Pacto en do sostenido

@franvenezuela · 2025-11-01 07:43 · Freewriters

En la penumbra de aquel hotel de paso, donde las sábanas olían a enfermo y las paredes testimoniaban el nombre de otros visitantes, la guitarra era nuestro único testigo. Yo la empuñaba con dedos que no temblaban por torpeza, sino por el presentimiento de que aquella noche romperíamos algo más que cuerdas.

Ella, mi musa, danzaba al compás de los trémolos, un torbellino de piel y sombras que devoraba la luz verde de la bombilla como un sacramento. Sus risas eran mi afrodisiaco; sus suspiros, el contrapunto perfecto a mis arpegios. En ese cuarto sin nombre, éramos dioses menores: yo, tejiendo hilos de sonido; ella, enredándose en ellos hasta ahogarse.

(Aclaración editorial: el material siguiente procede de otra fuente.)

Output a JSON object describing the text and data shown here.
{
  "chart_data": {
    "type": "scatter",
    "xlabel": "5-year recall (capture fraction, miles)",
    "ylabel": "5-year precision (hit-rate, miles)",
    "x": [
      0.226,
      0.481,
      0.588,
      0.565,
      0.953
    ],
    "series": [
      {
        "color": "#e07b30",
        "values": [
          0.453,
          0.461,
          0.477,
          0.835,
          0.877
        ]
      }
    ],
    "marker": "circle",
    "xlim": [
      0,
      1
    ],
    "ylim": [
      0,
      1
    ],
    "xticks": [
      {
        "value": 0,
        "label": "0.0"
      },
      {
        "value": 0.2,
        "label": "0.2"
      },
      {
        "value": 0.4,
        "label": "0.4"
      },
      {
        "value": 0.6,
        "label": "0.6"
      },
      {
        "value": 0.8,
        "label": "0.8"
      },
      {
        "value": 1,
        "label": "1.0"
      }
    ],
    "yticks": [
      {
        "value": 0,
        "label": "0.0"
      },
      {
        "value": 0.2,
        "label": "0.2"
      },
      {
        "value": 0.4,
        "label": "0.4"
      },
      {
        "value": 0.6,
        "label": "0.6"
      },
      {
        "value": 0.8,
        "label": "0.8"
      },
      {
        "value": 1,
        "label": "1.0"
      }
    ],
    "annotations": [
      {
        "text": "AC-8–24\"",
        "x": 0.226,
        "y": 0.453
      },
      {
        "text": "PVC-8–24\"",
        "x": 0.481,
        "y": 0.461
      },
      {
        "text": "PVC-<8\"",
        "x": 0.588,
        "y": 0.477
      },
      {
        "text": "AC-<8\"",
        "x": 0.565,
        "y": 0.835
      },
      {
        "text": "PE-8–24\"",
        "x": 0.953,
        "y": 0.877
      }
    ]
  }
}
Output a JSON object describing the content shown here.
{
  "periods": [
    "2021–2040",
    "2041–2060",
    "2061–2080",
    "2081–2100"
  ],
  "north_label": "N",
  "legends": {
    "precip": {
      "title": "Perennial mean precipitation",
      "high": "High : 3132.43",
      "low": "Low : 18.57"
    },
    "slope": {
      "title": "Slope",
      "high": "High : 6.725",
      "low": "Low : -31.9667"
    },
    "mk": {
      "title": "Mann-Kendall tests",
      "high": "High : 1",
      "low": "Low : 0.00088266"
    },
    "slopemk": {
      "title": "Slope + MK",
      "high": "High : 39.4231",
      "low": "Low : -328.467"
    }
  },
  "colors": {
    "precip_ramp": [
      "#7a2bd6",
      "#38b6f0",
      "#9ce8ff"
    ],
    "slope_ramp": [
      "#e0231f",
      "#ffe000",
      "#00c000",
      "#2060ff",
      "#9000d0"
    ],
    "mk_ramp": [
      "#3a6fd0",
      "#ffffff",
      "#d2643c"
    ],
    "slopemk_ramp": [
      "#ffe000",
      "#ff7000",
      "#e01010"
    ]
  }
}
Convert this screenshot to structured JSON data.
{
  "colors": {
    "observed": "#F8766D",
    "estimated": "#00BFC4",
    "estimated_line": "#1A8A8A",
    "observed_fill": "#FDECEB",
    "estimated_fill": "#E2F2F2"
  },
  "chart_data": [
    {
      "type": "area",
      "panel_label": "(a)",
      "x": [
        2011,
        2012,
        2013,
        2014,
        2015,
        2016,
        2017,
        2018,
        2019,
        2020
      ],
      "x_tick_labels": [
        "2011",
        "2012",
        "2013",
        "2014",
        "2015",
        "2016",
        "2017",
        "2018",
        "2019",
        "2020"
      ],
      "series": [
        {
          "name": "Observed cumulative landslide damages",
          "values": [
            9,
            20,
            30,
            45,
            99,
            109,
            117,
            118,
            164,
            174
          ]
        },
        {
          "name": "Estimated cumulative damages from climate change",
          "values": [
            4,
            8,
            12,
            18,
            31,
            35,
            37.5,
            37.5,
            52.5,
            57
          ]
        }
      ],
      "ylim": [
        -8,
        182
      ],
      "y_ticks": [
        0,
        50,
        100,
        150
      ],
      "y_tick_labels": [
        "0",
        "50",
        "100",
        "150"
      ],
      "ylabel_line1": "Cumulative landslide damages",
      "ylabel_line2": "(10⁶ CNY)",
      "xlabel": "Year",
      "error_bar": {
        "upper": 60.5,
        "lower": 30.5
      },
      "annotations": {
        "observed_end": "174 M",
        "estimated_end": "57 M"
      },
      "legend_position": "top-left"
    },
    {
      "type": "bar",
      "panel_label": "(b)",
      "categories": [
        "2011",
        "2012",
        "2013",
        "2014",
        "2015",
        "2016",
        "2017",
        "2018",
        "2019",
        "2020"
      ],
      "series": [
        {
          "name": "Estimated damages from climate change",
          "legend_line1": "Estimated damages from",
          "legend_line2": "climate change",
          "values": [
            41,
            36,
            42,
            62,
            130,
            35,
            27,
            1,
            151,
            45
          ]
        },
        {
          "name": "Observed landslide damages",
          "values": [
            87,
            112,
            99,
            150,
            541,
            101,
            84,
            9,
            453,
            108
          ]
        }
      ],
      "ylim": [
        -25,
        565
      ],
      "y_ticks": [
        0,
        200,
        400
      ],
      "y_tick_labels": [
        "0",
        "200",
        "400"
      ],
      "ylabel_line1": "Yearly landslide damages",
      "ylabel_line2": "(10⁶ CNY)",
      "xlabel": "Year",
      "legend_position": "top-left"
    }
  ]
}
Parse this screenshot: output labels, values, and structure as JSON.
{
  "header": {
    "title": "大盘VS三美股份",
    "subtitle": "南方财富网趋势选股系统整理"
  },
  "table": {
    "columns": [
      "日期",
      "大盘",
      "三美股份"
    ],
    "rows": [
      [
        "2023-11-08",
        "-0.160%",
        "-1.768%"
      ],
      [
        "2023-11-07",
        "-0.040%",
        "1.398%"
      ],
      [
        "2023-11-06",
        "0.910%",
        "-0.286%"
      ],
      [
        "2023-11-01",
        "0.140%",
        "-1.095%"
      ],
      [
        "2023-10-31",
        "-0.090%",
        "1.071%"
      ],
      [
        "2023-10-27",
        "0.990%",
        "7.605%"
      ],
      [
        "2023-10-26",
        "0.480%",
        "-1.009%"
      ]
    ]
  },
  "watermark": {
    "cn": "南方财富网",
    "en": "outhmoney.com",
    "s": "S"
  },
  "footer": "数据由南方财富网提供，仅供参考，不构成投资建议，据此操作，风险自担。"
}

—Toca esa nota otra vez —exigió, con los ojos entrecerrados y el cuello brillando de sudor—. La que suena a vuelo y a caída.

Sabía a cuál se refería. El do sostenido de la sexta cuerda, la que mi abuelo, viejo luthier de manos nodosas, había marcado con un capotraste en el mástil. «No la pulses si quieres seguir amando», me advirtió una tarde, mientras limpiaba con aceite de linaza la foto de mi abuela, muerta el día que estrenó su composición. «Es la nota que abre lo que debe estar cerrado».

Pero ella, con esa risa afilada como un traste de acero, desafiaba incluso a los muertos.

—Tu abuelo era un cobarde —dijo, acercándose hasta que su aliento me quemó la mejilla—. Quiero oír lo que mi madre nunca se atrevió a bailar.

El recuerdo me atravesó como una astilla: su madre, cantante de tascas y teatros, ahorcada con el cordón de un vestido de escena. La misma noche que interpretó un aria en do sostenido. Lo supe porque, meses atrás, entre copas de aguardiente, ella me confesó que la música de su sangre llevaba maldición.

«Las mujeres de mi familia volamos demasiado cerca del sol», murmuró entonces. «Y siempre nos quemamos».

Cedí.

El deseo es un tirano que no perdona.

Mis dedos, traidores, se deslizaron sobre el diapasón. La guitarra vibró con una pureza obscena, como si las cuerdas fueran venas abiertas. El sonido ascendió, agudo y despiadado, no como una nota, sino como un grito ahogado en el tiempo. Y entonces, el pacto se cumplió: La cuerda se partió con un chasquido seco.

No fue el metal lo que nos hirió, sino un filo invisible que nos atravesó las palmas al unísono. La sangre brotó en surcos paralelos, la suya, oscura como tinta; la mía, negra y espumosa, y se mezcló en el suelo, dibujando un pentagrama invertido. Ella gimió de éxtasis irreconocible, como si aquel corte fuera el clímax de mujer que buscaba.

Caímos.

Nuestros cuerpos enredados en el mismo charco carmesí. La guitarra yacía astillada, el mástil roto formando una cruz sobre nuestras piernas. En el silencio que siguió, solo quedó el zumbido del do sostenido resonando en mis costillas, como si la nota hubiera anidado en mi esqueleto.

El alba nos encontró en la calle y supe éramos eco y cuerda, artista y obra, condenados a repetir la misma melodía hasta que alguien, en otro cuarto mugriento, decidiera romper el ciclo.